Lei, quarantotto anni appena compiuti, sposata, due figli adolescenti. fisico asciutto e minuto, mani grandi ma curate. concreta, ordinata, metodica, innamorata della vita e malinconica. era stata una figlia scapestrata ed era diventata una madre severa ma giusta ed una buona moglie. aveva una vera passione per il gioco del lotto, tentava tutti i concorsi a premi dei prodotti che acquistava e collezionava mollette per il bucato.

tutte le mattine da quindici anni a quella parte si recava in ufficio alla stessa ora, timbrava il cartellino, saliva a piedi quei due piani di scale, appendeva borsa e soprabito all'appendiabiti e si sedeva sulla sedia bordeaux che non aveva voluto cambiare perché le piaceva l’idea di mantenere tutto come l’aveva trovato benché fosse troppo rigida per gli standard moderni.

da un paio d’anni le era toccata la responsabilità di quel piccolo ufficio dell’università in cui sbrigava pratiche relative a maternità, malattie, infortuni e pensionamenti, aveva due collaboratrici anche se forse sarebbe stata sufficiente una sola ed ogni tanto, per interrompere un po’ la monotonia, le mandavano anche uno di quegli studentelli sbarbati che meritano qualche ora di lavoro.
l’ultimo che le avevano mandato, la settimana scorsa, si chiamava Vincenzo. un ventiduenne pelle e ossa, nascosto dietro un paio di occhiali alla moda e un taglio di capelli e di barba troppo audace per quello che poteva permettersi, uno di quei ragazzini che si iscrivono all’università dopo aver passato i cinque anni del liceo a passare i compiti ai compagni. uno studente perfetto, in regola con gli esami, ottimi voti, vita relativamente assente, non un amico, figuriamoci una ragazza… un secchione di livello, insomma.
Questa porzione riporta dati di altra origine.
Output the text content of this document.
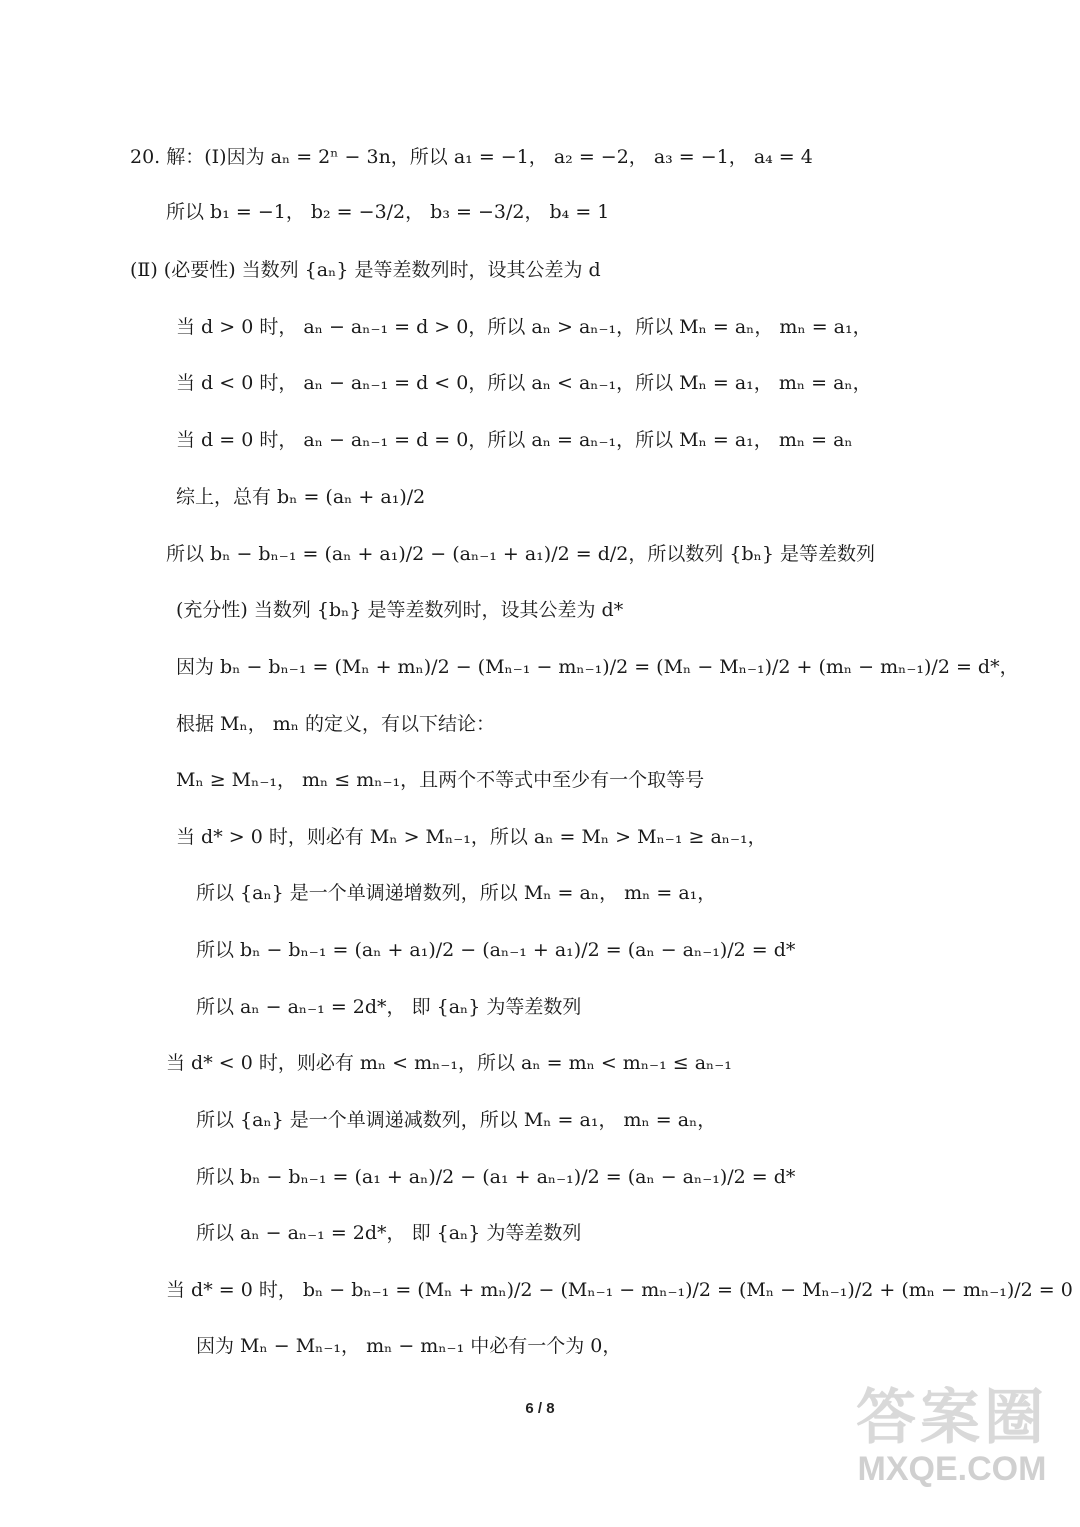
20. 解：(Ⅰ)因为 aₙ = 2ⁿ − 3n，所以 a₁ = −1， a₂ = −2， a₃ = −1， a₄ = 4
所以 b₁ = −1， b₂ = −3/2， b₃ = −3/2， b₄ = 1
(Ⅱ) (必要性) 当数列 {aₙ} 是等差数列时，设其公差为 d
当 d > 0 时， aₙ − aₙ₋₁ = d > 0，所以 aₙ > aₙ₋₁，所以 Mₙ = aₙ， mₙ = a₁，
当 d < 0 时， aₙ − aₙ₋₁ = d < 0，所以 aₙ < aₙ₋₁，所以 Mₙ = a₁， mₙ = aₙ，
当 d = 0 时， aₙ − aₙ₋₁ = d = 0，所以 aₙ = aₙ₋₁，所以 Mₙ = a₁， mₙ = aₙ
综上，总有 bₙ = (aₙ + a₁)/2
所以 bₙ − bₙ₋₁ = (aₙ + a₁)/2 − (aₙ₋₁ + a₁)/2 = d/2，所以数列 {bₙ} 是等差数列
(充分性) 当数列 {bₙ} 是等差数列时，设其公差为 d*
因为 bₙ − bₙ₋₁ = (Mₙ + mₙ)/2 − (Mₙ₋₁ − mₙ₋₁)/2 = (Mₙ − Mₙ₋₁)/2 + (mₙ − mₙ₋₁)/2 = d*，
根据 Mₙ， mₙ 的定义，有以下结论：
Mₙ ≥ Mₙ₋₁， mₙ ≤ mₙ₋₁，且两个不等式中至少有一个取等号
当 d* > 0 时，则必有 Mₙ > Mₙ₋₁，所以 aₙ = Mₙ > Mₙ₋₁ ≥ aₙ₋₁，
所以 {aₙ} 是一个单调递增数列，所以 Mₙ = aₙ， mₙ = a₁，
所以 bₙ − bₙ₋₁ = (aₙ + a₁)/2 − (aₙ₋₁ + a₁)/2 = (aₙ − aₙ₋₁)/2 = d*
所以 aₙ − aₙ₋₁ = 2d*， 即 {aₙ} 为等差数列
当 d* < 0 时，则必有 mₙ < mₙ₋₁，所以 aₙ = mₙ < mₙ₋₁ ≤ aₙ₋₁
所以 {aₙ} 是一个单调递减数列，所以 Mₙ = a₁， mₙ = aₙ，
所以 bₙ − bₙ₋₁ = (a₁ + aₙ)/2 − (a₁ + aₙ₋₁)/2 = (aₙ − aₙ₋₁)/2 = d*
所以 aₙ − aₙ₋₁ = 2d*， 即 {aₙ} 为等差数列
当 d* = 0 时， bₙ − bₙ₋₁ = (Mₙ + mₙ)/2 − (Mₙ₋₁ − mₙ₋₁)/2 = (Mₙ − Mₙ₋₁)/2 + (mₙ − mₙ₋₁)/2 = 0
因为 Mₙ − Mₙ₋₁， mₙ − mₙ₋₁ 中必有一个为 0，
6 / 8	答案圈
MXQE.COM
Lei lo aveva guardato con la sufficienza che le derivava da tutti i guai che aveva combinato alla sua età e, tutto sommato, anche con un po’ di compassione, per l’incoscienza che Vincenzo padroneggiava nel mandare via quei giorni degli anni migliori della sua vita. lo tollerava solo per dovere. non sopportava quel fare da maestrino che aveva dimostrato fin da subito quando, a fine della sua prima mattinata, aveva fatto -con tono cantalenante-  un resoconto di quanto non andasse in ufficio: bisogna ruotare la scrivania perché la luce della finestra riflette sullo schermo, sarebbe opportuno far installare direttamente a parete una presa tedesca invece di utilizzare un adattatore, bisogna far fare una derattizzazione perché ho notato delle cose che potrebbero essere escrementi di topo, bisogna chiamare il manutentore perché il rubinetto del lavandino del bagno degli uomini gocciola.
tutto d’un fiato: insopportabile.

Lei aveva risposto senza neppure tirare su lo sguardo dal monitor:
la scrivania deve stare così: ruota il monitor, l’adattatore fa il suo lavoro, la derattizzazione l’hanno fatta dieci giorni fa e la perdita del bagno, se riesci a tranquillizzarmi sul fatto che non creerà danni all’intera umanità, la facciamo sistemare quando il manutentore passerà da queste parti per tragedie più gravi. E rispose che la tragedia più grave si era finalmente manifestata quando la avvisò che la tapparella della finestra della sua stanza non saliva né scendeva, si era fermata a tre quarti.

lì tutti a bocca aperta e con lo sguardo in aria a godersi la variazionesultema. Lei, le sue fidate collaboratrici anche se forse sarebbe stata sufficiente una sola e Vincenzo. il manutentore confessò la causa di quell'inceppamento un topo è rimasto intrappolato avvolto nella tapparella- disse.

Vincenzo dondolava con aria furbetta e colpevole… lo strattonatore folle era stato proprio lui, quando aveva sentito un rumorino provenire dal cassettone. 

aveva risolto tre problemi su quattro.